Part I was all about how mistakes make conflict and conflict makes drama, so don't be afraid to check it out.

But today we're tackling part II, which is:

Characters that make mistakes are more fully developed.

Ahem.

Have you ever known a person who humble-brags about everything? Someone who's so amazing at everything and they want you to know?

(related: I just finished reading SIMON VS. THE HOMO-SAPIENS AGENDA and there is a character in there who is just the worst at this. She says things like "I didn't even know a thigh gap is something girls should strive for because I've always had one" baaaaarf.)

Those people are hard to be around, right? Because they're just so perfect.
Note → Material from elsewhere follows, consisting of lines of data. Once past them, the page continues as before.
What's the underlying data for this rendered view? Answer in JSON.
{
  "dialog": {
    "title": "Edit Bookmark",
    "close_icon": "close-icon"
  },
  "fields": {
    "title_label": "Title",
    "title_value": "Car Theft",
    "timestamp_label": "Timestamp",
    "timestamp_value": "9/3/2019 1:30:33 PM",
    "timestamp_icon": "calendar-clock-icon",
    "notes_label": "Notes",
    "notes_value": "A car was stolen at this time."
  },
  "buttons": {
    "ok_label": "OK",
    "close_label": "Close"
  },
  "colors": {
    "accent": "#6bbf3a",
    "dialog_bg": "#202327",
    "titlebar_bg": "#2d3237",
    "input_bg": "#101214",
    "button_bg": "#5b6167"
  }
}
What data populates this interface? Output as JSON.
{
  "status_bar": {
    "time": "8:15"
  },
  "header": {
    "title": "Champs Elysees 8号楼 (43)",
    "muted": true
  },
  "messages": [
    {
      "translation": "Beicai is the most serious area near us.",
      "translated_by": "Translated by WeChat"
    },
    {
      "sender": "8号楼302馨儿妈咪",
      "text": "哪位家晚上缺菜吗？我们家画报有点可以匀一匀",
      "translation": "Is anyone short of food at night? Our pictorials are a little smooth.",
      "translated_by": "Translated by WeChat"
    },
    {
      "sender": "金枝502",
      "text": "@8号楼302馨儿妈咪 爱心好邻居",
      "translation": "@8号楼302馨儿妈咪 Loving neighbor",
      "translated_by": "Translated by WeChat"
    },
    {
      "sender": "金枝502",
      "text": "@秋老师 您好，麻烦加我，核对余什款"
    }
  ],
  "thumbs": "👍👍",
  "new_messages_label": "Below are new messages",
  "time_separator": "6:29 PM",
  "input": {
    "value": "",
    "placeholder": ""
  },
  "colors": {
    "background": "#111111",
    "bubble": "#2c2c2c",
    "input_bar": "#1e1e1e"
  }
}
Well what do you think characters who don't make mistakes are like?

(side note: the character in SIMON VS. THE HOMO-SAPIENS AGENDA has a great bit of character building that makes her fully formed, even for a minor side-character. It's a great book. You should read it.)

Here's another question for you:

Have you made mistakes in your life?
Do you know other people who have made mistakes in their lives?
Are these mistakes in spite of really knowing your shit about stuff? Yes?

Well welcome to the human race!

Real people, in real life, make mistakes all the time. All the time. Sometimes they're small mistakes, like forgetting to thaw the chicken for Tuesday night dinner (even though you always make dinner on Tuesday nights, and you always have to make dinner.)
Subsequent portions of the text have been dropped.